It's that time of year when the Pittsburgh Symphony Orchestra falls in love with a potpourri of holiday delights, ranging from frosted windowpanes to candy canes and Santa Claus to Spike Jones.
Yes, the PSO Pops works best when it embraces the familiar and then, well, toys with it. The latest edition, now on view at Heinz Hall, had an almost delicate yet homey feel on Thursday.
The performance was occasionally stirring. Betsy Burleigh's Mendelssohn Choir, again a powerhouse foundation for so much of the program, enthralled with its pinpoint runs in the traditional "Hallelujah Chorus." And Marvin Hamlisch's "Hanukkah Lights" (yes, he continues to be part of the orchestra) was sung by one of Mr. Hamlisch's local discoveries, a beautifully grown-up and polished Vanessa Campagna.
Rising Broadway star Nikki Renee Daniels (bearing a striking resemblance to "Scandal's" Kerry Washington) showed exquisite control and clarity in the perky ambiance of "My Favorite Things" and then smoothly stepped into Mariah Carey's contemporary shoes for "All I Want for Christmas Is You."
Adding to the holiday ambience, Pittsburgh's "singing sergeant" (he got a promotion) Ricky Manning once again brought his seamless tenor to "Danny Boy," while pint-sized James Fedor Jr., with a soaring and confident soprano voice, joined Santa Claus (Christopher Sanders) for a tender intertwining duet, "Try To Remember."

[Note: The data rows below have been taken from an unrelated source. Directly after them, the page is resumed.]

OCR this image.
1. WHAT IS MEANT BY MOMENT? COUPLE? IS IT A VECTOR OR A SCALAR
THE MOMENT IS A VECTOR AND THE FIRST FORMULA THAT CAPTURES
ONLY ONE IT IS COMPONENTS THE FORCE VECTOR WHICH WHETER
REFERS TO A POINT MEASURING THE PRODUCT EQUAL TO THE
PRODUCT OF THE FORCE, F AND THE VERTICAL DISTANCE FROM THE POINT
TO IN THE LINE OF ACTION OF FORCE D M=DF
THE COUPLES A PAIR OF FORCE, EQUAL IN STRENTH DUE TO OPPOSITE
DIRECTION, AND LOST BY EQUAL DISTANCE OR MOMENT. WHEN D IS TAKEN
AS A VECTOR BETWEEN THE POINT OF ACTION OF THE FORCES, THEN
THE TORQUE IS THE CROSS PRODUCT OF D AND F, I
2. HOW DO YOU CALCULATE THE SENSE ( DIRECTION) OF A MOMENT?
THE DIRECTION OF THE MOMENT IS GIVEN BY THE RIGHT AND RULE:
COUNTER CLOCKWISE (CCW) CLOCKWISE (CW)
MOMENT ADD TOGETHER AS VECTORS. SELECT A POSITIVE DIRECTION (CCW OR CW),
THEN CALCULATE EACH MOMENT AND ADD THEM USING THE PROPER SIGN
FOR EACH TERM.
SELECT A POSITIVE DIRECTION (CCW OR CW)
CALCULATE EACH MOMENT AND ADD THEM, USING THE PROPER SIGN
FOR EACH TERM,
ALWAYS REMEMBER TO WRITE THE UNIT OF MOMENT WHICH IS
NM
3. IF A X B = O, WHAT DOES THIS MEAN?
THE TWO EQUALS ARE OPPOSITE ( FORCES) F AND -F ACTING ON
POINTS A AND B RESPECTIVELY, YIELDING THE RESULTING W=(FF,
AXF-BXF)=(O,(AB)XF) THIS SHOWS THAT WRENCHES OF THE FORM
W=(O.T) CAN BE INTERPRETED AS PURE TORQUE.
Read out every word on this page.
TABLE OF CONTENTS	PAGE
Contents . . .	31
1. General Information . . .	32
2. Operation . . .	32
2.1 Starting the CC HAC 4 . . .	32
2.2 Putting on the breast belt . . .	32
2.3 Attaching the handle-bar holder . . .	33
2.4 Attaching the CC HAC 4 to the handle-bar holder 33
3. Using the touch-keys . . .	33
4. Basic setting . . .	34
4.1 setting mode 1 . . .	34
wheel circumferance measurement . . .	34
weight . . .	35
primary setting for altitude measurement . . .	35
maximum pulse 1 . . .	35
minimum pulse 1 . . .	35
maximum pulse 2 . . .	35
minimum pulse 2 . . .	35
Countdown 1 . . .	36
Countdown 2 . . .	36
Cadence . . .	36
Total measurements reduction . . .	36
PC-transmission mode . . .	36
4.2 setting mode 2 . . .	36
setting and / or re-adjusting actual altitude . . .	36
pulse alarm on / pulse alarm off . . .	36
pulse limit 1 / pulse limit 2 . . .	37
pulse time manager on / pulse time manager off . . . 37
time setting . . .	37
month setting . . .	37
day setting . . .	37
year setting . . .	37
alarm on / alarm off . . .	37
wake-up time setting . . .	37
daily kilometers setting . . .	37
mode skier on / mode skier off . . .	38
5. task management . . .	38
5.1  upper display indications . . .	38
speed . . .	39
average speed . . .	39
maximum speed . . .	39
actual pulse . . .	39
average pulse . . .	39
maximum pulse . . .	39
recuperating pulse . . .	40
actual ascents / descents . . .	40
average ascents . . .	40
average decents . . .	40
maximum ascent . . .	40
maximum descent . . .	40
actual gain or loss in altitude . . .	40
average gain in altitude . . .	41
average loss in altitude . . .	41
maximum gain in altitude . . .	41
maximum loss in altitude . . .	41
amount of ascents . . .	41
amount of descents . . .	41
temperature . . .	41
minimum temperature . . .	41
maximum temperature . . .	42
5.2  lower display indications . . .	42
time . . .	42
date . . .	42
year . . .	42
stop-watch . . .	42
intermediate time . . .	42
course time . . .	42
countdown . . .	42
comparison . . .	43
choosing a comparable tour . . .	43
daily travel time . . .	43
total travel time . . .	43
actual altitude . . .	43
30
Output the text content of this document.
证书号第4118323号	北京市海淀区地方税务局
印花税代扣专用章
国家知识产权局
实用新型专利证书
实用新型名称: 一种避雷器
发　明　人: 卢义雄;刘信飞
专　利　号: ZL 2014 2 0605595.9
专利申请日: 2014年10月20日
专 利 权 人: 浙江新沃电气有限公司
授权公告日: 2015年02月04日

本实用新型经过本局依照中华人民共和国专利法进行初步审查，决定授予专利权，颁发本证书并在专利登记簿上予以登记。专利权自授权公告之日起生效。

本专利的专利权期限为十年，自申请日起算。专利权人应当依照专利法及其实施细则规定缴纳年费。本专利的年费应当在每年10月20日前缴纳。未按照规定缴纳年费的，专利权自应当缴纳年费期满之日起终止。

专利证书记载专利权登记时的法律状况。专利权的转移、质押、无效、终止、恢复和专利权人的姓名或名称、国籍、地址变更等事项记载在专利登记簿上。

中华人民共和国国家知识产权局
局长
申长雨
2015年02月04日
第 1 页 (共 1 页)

Stepping out of the vocal arena, Pittsburgh Youth Ballet took a "point"-ed stab at the Rockettes' classic, "Parade of the Wooden Soldiers." And the Pops' own rose to the occasion, beginning with George Vosburgh's intimate flugelhorn solo in "The Christmas Song." He also brought along his Pittsburgh Symphony Brass group, a terrific sextet of harmonious fellows who tossed off "Ding Dong! Merrily on High," then turned the tables with the deliberate cacophony of Mr. Jones' raucous rendition of "Jingle Bells."
Conductor Todd Ellison brought it all together. Clear of beat and sure with dynamics, he showed an easy-going control with the orchestra musicians and even brought his own attractive holiday song, "Christmas Morning," warmly sung by Ms. Daniels.
However, the program faltered toward the end. The community sing-a-long petered out after "Silent Night," despite the fact that the lyrics for "Deck the Hall" also appeared in the program. The Mendelssohn Choir took over in grand style (perhaps they could announce the change).
Then the vocal cast joined the orchestra for the traditional "Sleigh Ride," where, given the lack of lyrics, they added a rather uncertain sleigh bell chorus of their own.
But it didn't seem to matter. The audience, by that time, had fallen in love as well, as if their own holiday dreams had come true.